The method of pollination is by using scent cue to lure mammalian ground-dwellers. Due to location, scent cues are more effective in manipulating behaviors in mammalian ground-dwellers. Mammals that assist in pollination are the elephant shrews (Elephantulus brachyrhynchus), the striped field mouse (Rhabdomys pumilio), and the Pygmy mouse (Mus minutoides).[2][3] The scent is chemically derived into two substances: 1-hexen-3-one and 3-hexaone. The first substance is used primarily to attract the pollinators. The latter is a strong repellant but when both substances are released, the net effect attracts the mammals.[2] Method of seed dispersal is through mammalian locomotion and fecal disposal. Lizards have also been observed to assist this flower in seed dispersal.[1][3]


  1. ^ a b c d e Burgoyne, P.M. (2006). "A new species of Cytinus (Cytinaceae) from South Africa and Swaziland, with a key to the Southern African species". Novon: A Journal for Botanical Nomenclature. 16 (3): 315–319. doi:10.3417/1055-3177(2006)16[315:ansocc];2.
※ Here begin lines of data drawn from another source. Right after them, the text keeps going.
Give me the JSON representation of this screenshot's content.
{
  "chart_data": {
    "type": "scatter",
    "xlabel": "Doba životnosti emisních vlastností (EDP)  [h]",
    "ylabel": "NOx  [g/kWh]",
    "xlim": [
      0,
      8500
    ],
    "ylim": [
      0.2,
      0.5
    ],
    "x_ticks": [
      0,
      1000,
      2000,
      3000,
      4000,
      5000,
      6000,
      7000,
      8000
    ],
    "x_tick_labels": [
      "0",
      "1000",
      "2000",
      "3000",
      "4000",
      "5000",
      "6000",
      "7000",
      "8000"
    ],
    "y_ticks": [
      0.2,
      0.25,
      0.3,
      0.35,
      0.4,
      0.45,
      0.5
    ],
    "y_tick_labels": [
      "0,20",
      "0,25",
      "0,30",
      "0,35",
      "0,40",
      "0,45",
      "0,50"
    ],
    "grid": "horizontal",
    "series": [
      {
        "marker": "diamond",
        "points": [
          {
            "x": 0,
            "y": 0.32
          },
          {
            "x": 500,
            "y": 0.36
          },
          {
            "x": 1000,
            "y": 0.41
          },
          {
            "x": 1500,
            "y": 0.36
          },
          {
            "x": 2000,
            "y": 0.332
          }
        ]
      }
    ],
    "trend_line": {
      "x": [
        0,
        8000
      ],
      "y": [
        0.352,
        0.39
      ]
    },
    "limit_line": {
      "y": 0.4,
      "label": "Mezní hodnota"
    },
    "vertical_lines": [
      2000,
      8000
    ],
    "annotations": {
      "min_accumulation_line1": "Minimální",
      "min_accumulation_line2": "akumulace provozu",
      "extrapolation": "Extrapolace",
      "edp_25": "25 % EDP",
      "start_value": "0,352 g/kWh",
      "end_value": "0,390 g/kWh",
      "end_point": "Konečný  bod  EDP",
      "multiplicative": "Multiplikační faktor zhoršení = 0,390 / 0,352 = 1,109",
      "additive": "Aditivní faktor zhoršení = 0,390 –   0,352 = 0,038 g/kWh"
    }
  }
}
  2. ^ a b c d Johnson, Steven D.; Burgoyne, Priscilla; Harder, Lawrence D.; Dötterl, Stefan (2011). "Mammal pollinators lured by scent of a parasitic plant". Proceedings of the Royal Society B: Biological Sciences. 278 (1716): 2303–2310. doi:10.1098/rspb.2010.2175. PMC 3119003. PMID 21208953.
  3. ^ a b c d e Smithies, S.J.; Burgoyne, P.M. (2010). "Cytinus visseri". Curtis's Botanical Magazine: 322–332.